- Shanagolden Location within Wisconsin Shanagolden Location within the United States
- Coordinates: 46°07′03″N 90°38′10″W﻿ / ﻿46.11750°N 90.63611°W
- Country: United States
- State: Wisconsin
- County: Ashland
- Town: Shanagolden
- Elevation: 1,506 ft (459 m)
- Time zone: UTC-6 (Central (CST))
- • Summer (DST): UTC-5 (CDT)
- Area codes: 715 & 534
- GNIS feature ID: 1580389

= Shanagolden (community), Wisconsin =

Shanagolden is an unincorporated community located in the town of Shanagolden, Ashland County, Wisconsin, United States. Shanagolden is located on the East Fork Chippewa River, 10 mi northwest of Butternut.

==History==
In 1901 the newly formed Nash Lumber Company bought 40,000 acres of timber in southern Ashland and Sawyer county. In 1902 and 1903 they selected a site along the Chippewa River and built a sawmill, a boarding house, a store which later housed the post office, homes for workers, a schoolhouse, and a four-mile railroad branch which connected to the Wisconsin Central line at Glidden.

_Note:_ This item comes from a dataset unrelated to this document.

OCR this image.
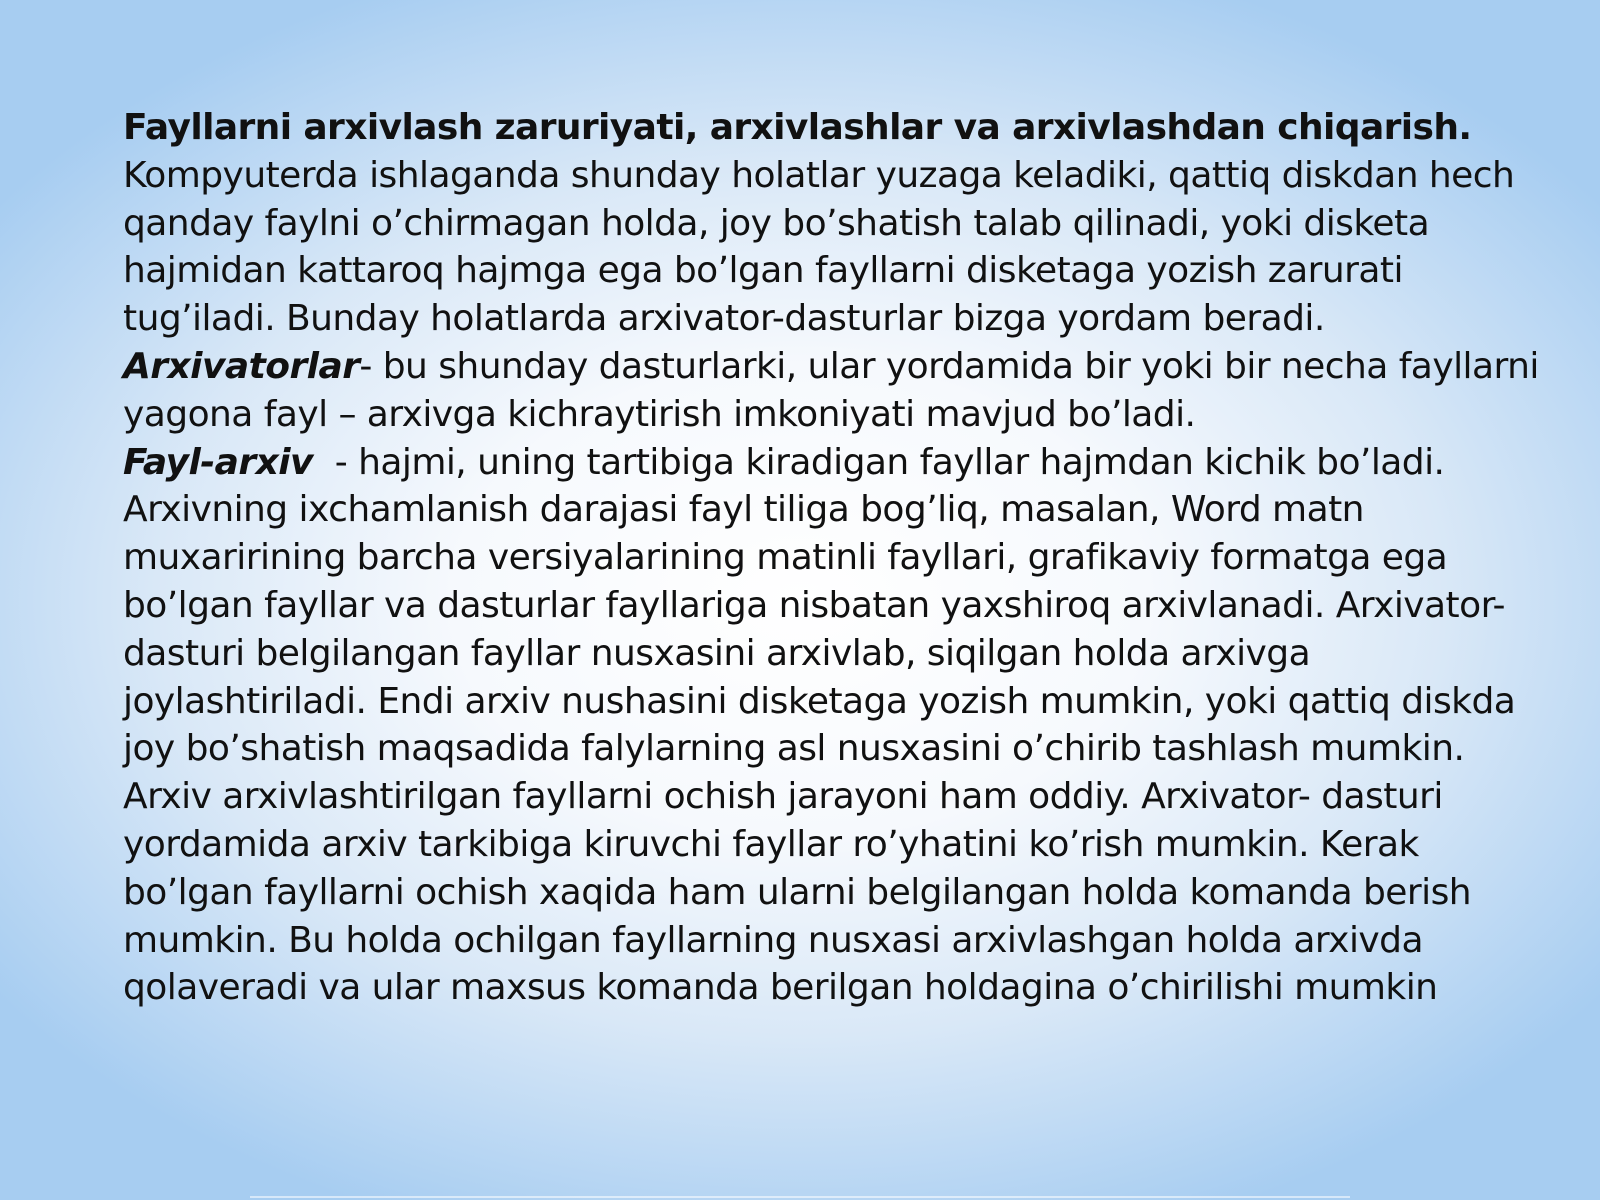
Fayllarni arxivlash zaruriyati, arxivlashlar va arxivlashdan chiqarish.

Kompyuterda ishlaganda shunday holatlar yuzaga keladiki, qattiq diskdan hech qanday faylni o’chirmagan holda, joy bo’shatish talab qilinadi, yoki disketa hajmidan kattaroq hajmga ega bo’lgan fayllarni disketaga yozish zarurati tug’iladi. Bunday holatlarda arxivator-dasturlar bizga yordam beradi.

Arxivatorlar- bu shunday dasturlarki, ular yordamida bir yoki bir necha fayllarni yagona fayl – arxivga kichraytirish imkoniyati mavjud bo’ladi.

Fayl-arxiv  - hajmi, uning tartibiga kiradigan fayllar hajmdan kichik bo’ladi. Arxivning ixchamlanish darajasi fayl tiliga bog’liq, masalan, Word matn muxaririning barcha versiyalarining matinli fayllari, grafikaviy formatga ega bo’lgan fayllar va dasturlar fayllariga nisbatan yaxshiroq arxivlanadi. Arxivator-dasturi belgilangan fayllar nusxasini arxivlab, siqilgan holda arxivga joylashtiriladi. Endi arxiv nushasini disketaga yozish mumkin, yoki qattiq diskda joy bo’shatish maqsadida falylarning asl nusxasini o’chirib tashlash mumkin. Arxiv arxivlashtirilgan fayllarni ochish jarayoni ham oddiy. Arxivator- dasturi yordamida arxiv tarkibiga kiruvchi fayllar ro’yhatini ko’rish mumkin. Kerak bo’lgan fayllarni ochish xaqida ham ularni belgilangan holda komanda berish mumkin. Bu holda ochilgan fayllarning nusxasi arxivlashgan holda arxivda qolaveradi va ular maxsus komanda berilgan holdagina o’chirilishi mumkin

The plant consisted of a sawmill, a planing mill and a shingle mill.

The little mill town in northern Wisconsin was named "Shanagolden" after the fishing village in County Limerick, Ireland from which the Nashes' ancestors came. Unusual for the time, the Nashes preserved virgin timber around town for the looks. And they let workers buy lots and build their own homes as they chose, so the two streets weren't lined with identical boxes. The Nashes themselves had the Milwaukee architect Alexander Eschweiler design one of their homes and the meeting house/reading room of the Shanagolden Improvement Club, a women's club. Recreation included picnics, fairs, parties, fishing, hunting, baseball, trap shooting, card parties, and covert drinking at the livery stable. (The town was officially dry.)

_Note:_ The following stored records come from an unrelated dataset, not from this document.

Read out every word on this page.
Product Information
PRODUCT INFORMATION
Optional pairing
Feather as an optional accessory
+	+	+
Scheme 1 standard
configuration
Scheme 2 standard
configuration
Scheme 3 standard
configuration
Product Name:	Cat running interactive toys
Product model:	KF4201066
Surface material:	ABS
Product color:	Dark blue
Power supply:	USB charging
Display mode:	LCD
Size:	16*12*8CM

In the winter of 1905-06 Nash had six camps with about 600 men logging in the surrounding forests. The mill employed 250 men and 300 to 350 people lived in the town. But despite glowing accounts of the operation in the newspapers, it was losing money.

In June 1907 the sawmill burned. The people saved the planing mill and the wood piles. There was talk of rebuilding, and that summer the company improved some of its buildings, but the sawmill was not rebuilt and most employees were laid off in November.

After a couple years the Mellen Lumber Company bought the mill at Shanagolden and much of the surrounding timber. They built a new shingle mill and resumed reduced operations. Then in 1912 the Mellen Company consolidated, moving the operations from Shanagolden into Glidden. Most of the workers moved too, and some of the homes were moved to Glidden on railcars and on horse-drawn sleighs in winter.

In 1916 the Ashland Farm Land Company bought the Nash buildings and 40,000 acres of surrounding cutover land, planning to sell the land to Bohemian farmers from Iowa and Illinois. They sold some 40 to 160 acre farms, going for $5 to $7 per acre, but the land was hard to farm. Major logging ended in 1919, the Soo Line abandoned the rail line to Glidden by 1925, and the town gradually withered.